Analysis of desmin and vimentin phosphopeptides in cultured avian myogenic cells and their modulation by 8-bromo-adenosine 3',5'-cyclic monophosphate.

The intermediate filament proteins desmin and vimentin are two of the major 32P phosphate acceptors in chicken myotubes differentiating in tissue culture. Analysis of the desmin and vimentin phosphopeptides by two-dimensional tryptic peptide mapping shows that both proteins are phosphorylated at multiple sites, giving rise to 5 phosphopeptides in desmin and as many as 11 in vimentin. Addition of the cAMP analogue 8-bromoadenosine 3',5'-cyclic monophosphate (8-BrcAMP) to the culture medium of mature (8-day-old) myotubes results in a 2- to 3-fold increase in PO4 incorporation into desmin and vimentin. Two-dimensional tryptic analysis of desmin and vimentin from 8-BrcAMP-treated myotubes shows increased 32PO4 incorporation into a subset of the phosphopeptides observed in control cells. Comparison of phosphopeptides from the two proteins shows the presence of at least three comigrating peptides. All three comigrating peptides exhibit cAMP-dependent increases in 32PO4 incorporation in vimentin, while only two of the three exhibit 8-BrcAMP-dependent responses in desmin.

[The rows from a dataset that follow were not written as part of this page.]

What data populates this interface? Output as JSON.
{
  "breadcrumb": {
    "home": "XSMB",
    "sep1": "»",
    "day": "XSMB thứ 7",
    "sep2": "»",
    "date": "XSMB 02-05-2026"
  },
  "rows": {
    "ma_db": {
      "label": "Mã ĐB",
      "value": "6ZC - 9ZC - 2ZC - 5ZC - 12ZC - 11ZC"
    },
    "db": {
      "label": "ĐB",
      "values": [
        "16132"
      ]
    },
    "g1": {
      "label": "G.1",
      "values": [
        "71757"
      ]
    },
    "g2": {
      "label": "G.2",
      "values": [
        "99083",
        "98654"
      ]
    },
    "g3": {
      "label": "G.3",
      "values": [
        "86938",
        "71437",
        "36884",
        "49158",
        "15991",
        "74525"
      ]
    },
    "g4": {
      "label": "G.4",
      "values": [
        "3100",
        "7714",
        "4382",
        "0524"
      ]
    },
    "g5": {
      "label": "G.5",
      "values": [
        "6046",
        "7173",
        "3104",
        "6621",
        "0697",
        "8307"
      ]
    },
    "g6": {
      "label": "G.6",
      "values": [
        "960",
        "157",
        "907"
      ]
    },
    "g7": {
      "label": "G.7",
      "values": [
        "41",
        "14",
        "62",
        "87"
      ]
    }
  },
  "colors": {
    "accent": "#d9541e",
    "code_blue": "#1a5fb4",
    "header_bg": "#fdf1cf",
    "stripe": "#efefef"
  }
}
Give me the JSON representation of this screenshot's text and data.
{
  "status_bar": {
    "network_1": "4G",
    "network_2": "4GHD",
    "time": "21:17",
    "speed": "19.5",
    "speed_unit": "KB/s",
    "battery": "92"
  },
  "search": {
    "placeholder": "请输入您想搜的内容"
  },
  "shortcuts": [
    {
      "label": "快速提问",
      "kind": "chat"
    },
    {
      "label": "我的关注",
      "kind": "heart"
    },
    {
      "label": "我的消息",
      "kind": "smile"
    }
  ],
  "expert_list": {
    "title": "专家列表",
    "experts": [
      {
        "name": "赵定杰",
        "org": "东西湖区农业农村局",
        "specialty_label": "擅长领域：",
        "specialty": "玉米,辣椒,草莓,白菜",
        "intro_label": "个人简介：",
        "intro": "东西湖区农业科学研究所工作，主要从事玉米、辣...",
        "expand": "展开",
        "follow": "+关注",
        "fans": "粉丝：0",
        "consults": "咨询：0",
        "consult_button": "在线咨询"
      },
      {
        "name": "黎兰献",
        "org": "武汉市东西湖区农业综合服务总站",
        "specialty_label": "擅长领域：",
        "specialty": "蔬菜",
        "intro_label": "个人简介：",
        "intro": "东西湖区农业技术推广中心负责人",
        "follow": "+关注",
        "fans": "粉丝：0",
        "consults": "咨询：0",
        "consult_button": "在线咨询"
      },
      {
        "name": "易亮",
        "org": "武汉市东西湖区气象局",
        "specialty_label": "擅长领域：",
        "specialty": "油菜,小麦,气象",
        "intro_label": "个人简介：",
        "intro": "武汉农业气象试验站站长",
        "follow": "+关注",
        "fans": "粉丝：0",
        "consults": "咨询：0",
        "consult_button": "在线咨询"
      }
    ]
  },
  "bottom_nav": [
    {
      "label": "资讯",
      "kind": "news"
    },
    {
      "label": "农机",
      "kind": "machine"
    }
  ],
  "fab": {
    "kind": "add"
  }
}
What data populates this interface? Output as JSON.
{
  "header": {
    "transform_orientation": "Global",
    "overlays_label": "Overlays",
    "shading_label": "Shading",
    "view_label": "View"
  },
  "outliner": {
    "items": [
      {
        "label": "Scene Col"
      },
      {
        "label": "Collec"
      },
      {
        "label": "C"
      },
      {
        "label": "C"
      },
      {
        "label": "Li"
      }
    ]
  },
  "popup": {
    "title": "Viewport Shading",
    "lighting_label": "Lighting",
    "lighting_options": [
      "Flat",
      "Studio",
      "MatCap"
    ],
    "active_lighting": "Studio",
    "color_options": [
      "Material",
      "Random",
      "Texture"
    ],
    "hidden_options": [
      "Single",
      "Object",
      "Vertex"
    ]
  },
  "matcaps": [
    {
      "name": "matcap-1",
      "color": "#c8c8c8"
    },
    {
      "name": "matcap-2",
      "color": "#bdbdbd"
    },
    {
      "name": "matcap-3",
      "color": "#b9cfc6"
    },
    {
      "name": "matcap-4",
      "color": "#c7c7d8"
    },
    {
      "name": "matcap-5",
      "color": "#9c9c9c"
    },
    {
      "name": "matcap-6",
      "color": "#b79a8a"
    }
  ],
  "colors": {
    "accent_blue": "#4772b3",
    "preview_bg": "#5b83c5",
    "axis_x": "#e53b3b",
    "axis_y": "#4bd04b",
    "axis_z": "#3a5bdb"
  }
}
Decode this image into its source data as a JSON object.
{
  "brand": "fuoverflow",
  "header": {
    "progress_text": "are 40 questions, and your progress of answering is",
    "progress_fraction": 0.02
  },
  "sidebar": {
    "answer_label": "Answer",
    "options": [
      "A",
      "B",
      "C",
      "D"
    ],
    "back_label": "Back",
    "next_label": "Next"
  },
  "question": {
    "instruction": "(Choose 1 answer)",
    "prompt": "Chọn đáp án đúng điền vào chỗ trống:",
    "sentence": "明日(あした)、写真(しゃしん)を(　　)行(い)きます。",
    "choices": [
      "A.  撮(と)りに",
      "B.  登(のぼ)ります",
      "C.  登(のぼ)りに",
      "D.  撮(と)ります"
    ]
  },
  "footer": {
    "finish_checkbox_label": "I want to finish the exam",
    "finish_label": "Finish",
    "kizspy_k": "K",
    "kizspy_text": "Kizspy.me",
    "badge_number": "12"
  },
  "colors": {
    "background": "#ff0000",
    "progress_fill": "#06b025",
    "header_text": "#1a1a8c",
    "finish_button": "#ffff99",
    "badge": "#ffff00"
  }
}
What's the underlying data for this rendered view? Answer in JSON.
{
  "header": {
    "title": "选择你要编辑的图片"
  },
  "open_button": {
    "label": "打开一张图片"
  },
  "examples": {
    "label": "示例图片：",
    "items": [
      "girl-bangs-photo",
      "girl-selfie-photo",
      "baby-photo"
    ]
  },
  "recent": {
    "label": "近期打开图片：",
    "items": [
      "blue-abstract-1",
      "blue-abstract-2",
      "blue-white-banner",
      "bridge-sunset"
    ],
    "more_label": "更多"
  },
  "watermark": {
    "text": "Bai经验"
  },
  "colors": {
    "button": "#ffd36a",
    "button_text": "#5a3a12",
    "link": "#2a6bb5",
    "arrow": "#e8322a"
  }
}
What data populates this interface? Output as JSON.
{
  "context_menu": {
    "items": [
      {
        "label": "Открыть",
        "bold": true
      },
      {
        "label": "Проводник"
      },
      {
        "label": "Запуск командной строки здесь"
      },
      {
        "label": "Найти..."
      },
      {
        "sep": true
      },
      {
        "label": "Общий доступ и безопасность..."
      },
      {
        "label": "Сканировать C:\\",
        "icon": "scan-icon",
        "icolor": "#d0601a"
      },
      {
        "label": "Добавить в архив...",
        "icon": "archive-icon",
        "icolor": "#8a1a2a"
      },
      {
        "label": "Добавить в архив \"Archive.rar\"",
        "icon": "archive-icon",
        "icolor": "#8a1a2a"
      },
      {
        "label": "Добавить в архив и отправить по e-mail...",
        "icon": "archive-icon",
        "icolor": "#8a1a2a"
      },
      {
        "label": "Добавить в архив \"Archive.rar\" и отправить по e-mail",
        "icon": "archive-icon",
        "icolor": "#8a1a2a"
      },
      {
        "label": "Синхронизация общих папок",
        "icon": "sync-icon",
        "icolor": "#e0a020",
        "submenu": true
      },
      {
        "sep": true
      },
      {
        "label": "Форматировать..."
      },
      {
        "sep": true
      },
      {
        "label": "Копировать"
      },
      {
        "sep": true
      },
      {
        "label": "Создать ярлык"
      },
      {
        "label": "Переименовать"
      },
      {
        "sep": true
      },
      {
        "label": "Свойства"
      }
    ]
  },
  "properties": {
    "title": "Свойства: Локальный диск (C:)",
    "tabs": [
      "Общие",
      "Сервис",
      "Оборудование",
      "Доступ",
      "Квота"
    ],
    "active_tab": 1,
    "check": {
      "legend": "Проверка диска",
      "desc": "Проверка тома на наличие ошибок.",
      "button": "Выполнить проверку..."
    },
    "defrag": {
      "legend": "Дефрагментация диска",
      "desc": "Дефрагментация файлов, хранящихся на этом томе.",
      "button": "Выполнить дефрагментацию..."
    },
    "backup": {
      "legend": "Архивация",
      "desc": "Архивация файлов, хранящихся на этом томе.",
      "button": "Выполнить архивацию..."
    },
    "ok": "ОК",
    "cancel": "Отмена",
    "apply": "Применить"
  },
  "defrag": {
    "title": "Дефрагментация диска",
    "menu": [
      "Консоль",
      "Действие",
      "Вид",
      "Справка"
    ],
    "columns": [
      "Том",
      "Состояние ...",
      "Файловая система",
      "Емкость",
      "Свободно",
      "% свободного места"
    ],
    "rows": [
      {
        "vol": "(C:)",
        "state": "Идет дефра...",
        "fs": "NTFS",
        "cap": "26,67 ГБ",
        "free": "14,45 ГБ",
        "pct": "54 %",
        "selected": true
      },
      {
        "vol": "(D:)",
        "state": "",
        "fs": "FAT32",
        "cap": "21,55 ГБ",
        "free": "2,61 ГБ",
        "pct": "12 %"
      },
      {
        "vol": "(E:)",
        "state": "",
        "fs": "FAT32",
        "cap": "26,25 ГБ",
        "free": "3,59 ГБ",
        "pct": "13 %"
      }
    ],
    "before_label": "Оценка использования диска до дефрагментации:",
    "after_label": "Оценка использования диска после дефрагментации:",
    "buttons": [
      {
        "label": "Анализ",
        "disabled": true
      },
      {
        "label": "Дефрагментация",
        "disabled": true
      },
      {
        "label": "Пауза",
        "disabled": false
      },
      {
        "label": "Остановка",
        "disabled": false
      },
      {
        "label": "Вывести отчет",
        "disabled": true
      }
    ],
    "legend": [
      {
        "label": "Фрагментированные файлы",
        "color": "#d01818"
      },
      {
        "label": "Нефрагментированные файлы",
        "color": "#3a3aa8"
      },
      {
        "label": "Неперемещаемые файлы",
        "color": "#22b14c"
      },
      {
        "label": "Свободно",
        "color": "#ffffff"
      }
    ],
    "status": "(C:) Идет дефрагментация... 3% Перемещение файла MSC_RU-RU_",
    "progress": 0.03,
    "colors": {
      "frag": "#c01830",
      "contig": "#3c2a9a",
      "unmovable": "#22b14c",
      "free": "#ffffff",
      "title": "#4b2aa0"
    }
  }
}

While these peptides are the only two that are sensitive to 8-BrcAMP in desmin, vimentin contains additional peptides that exhibit increased 32PO4 incorporation in response to 8-BrcAMP. This result suggests the existence of both common and distinct phosphorylation sites between desmin and vimentin that may be differentially regulated by cAMP. Thus, desmin and vimentin, even though structurally related, may be capable of responding differently to physiological stimuli.[1]